Al fin, Federico se reunirá con su mujer el 13 de agosto, y se adivina el gozo del reencuentro después de tres largas semanas de separación. Se quedará con ella, en el campo, un poco más de un mes, pero regresará solo a París, el 24 de setiembre, donde le esperan sus obligaciones en la Sorbona.
De nuevo, Federico escribirá fielmente cada noche a su amada. Sin embargo, bien pronto esta separación no sólo se le volverá dolorosa sino insoportable. Suplica a Amelia que vuelva. «Sé generosa, deja tu pequeño paraíso de Oullins donde estás tan bien pero donde yo no estoy. Ven a mí. Que me excusen en tu casa pero no lo puedo sufrir más. ¡Me sentiría tan agradecido si partieras el 10! ¡Todo me parecerá tan largo hasta entonces!».
Escribirá a sus suegros:
Me aburro hasta el marasmo. Compadeceos un poco de mí, considerad que estoy completamente solo, sin padres, sin amigos y devolvedme a la que lo es todo para mí.
Y de nuevo a Amelia:
¿No te das cuenta que te amo infinitamente? ¿No sientes que es mucha separación, que es demasiado? ¡No ves que ante el pensamiento de poseerte una vez más, mis manos se tienden, mi corazón se estremece, mi pecho querría abrirse y mi alma entera dilatarse para rodearte de ternura y que, en fin, experimento un desfallecimiento de felicidad!
Uno se pregunta cómo Amelia puede resistir a esta llamada tan apasionante, tan sincera, tan convincente. Ella acaba de comenzar sesiones posando para su hermano Carlos, el escultor, y el busto dista mucho de estar terminado…
Ozanam se siente tan contrariado, el pobre, que toma la resolución de ir él mismo a buscar a Amelia a Lyon, y, en carta a su suegro, apenas puede disimular sus sentimientos de impaciencia y de acritud bajo fórmulas de cortesía y de conveniencias.
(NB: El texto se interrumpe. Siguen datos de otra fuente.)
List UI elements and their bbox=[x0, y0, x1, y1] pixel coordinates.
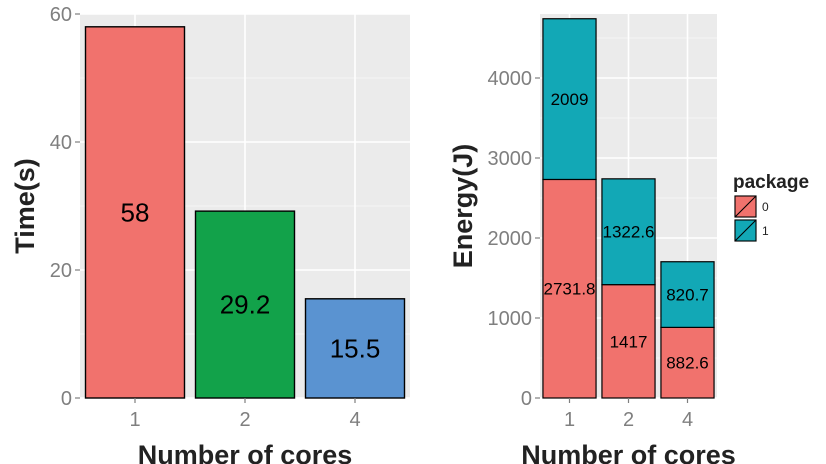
bar-segment-0-1 bbox=[542, 178, 597, 399]
legend: package 0 1 bbox=[733, 172, 809, 242]
x-axis-label: Number of cores bbox=[138, 440, 353, 464]
y-tick-label: 3000 bbox=[488, 148, 533, 170]
bar-value-label: 1322.6 bbox=[603, 223, 655, 242]
y-tick-label: 20 bbox=[50, 260, 72, 282]
bar-value-label: 29.2 bbox=[220, 290, 271, 320]
energy-chart: 0 1000 2000 3000 4000 2731.8 2009 1 1417 1322.6 2 8… bbox=[448, 14, 736, 464]
legend-title: package bbox=[733, 172, 809, 193]
bar-4 bbox=[304, 298, 406, 399]
bar-segment-1-1 bbox=[542, 18, 597, 181]
y-tick-label: 0 bbox=[521, 388, 532, 410]
bar-segment-1-2 bbox=[601, 178, 656, 286]
bar-value-label: 15.5 bbox=[330, 333, 381, 363]
x-tick-label: 4 bbox=[349, 409, 360, 431]
y-tick-label: 60 bbox=[50, 4, 72, 26]
bar-value-label: 58 bbox=[121, 197, 150, 227]
y-tick-label: 4000 bbox=[488, 68, 533, 90]
y-tick-label: 2000 bbox=[488, 228, 533, 250]
y-tick-label: 40 bbox=[50, 132, 72, 154]
bar-value-label: 2009 bbox=[551, 90, 589, 109]
bar-segment-0-2 bbox=[601, 284, 656, 399]
bar-1 bbox=[84, 26, 186, 399]
bar-value-label: 882.6 bbox=[666, 354, 709, 373]
bar-segment-1-4 bbox=[660, 261, 715, 328]
bar-2 bbox=[194, 210, 296, 399]
x-tick-label: 1 bbox=[564, 409, 575, 431]
legend-label: 0 bbox=[762, 200, 769, 214]
x-tick-label: 4 bbox=[682, 409, 693, 431]
bar-segment-0-4 bbox=[660, 326, 715, 399]
x-tick-label: 2 bbox=[239, 409, 250, 431]
x-tick-label: 2 bbox=[623, 409, 634, 431]
bar-value-label: 2731.8 bbox=[544, 280, 596, 299]
x-tick-label: 1 bbox=[129, 409, 140, 431]
legend-slash-mark bbox=[734, 219, 757, 242]
y-tick-label: 1000 bbox=[488, 308, 533, 330]
legend-label: 1 bbox=[762, 224, 769, 238]
time-chart: 0 20 40 60 58 1 29.2 2 15.5 4 Number of cores Time(… bbox=[10, 4, 410, 464]
legend-slash-mark bbox=[734, 195, 757, 218]
bar-value-label: 1417 bbox=[610, 332, 648, 351]
bar-value-label: 820.7 bbox=[666, 286, 709, 305]
y-axis-label: Energy(J) bbox=[448, 144, 478, 269]
y-axis-label: Time(s) bbox=[10, 158, 40, 254]
x-axis-label: Number of cores bbox=[521, 440, 736, 464]
y-tick-label: 0 bbox=[61, 388, 72, 410]
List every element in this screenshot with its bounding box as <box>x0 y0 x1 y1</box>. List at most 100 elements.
Federico, por su parte, se arrepentirá pronto de este gesto tan impulsivo, tan natural dadas las circunstancias, y se excusará ante sus suegros. «Yo he cedido a un egoísmo disfrazado bajo el nombre de amor»15, les escribirá, poniendo de manifiesto qué indispensable se ha vuelto Amelia para él, y cómo le resulta imposible, sin ella, proseguir sus investigaciones serias, ni siquiera entregarse a sus ocupaciones diarias.
Al fin, la amada vuelve a París el 21 de octubre. La casa es un jardín de flores.
Al volver a ver a Federico, al sentir en sí la mirada gris, llena de amor, de ternura y emoción, Amelia no puede contener las lágrimas. En lo hondo de su corazón surgen mil pesares a la vez: el de haber obrado como una niña, el de haberse entregado a la vida fácil de Oullins, sin pensar en el sufrimiento de su marido, el de haber pensado en sí, en sus caprichos de niña mimada, el de… pero pronto el cálido abrazo de Federico borra todos estos pesares; no queda más que la dulzura palpitante de una dicha recobrada.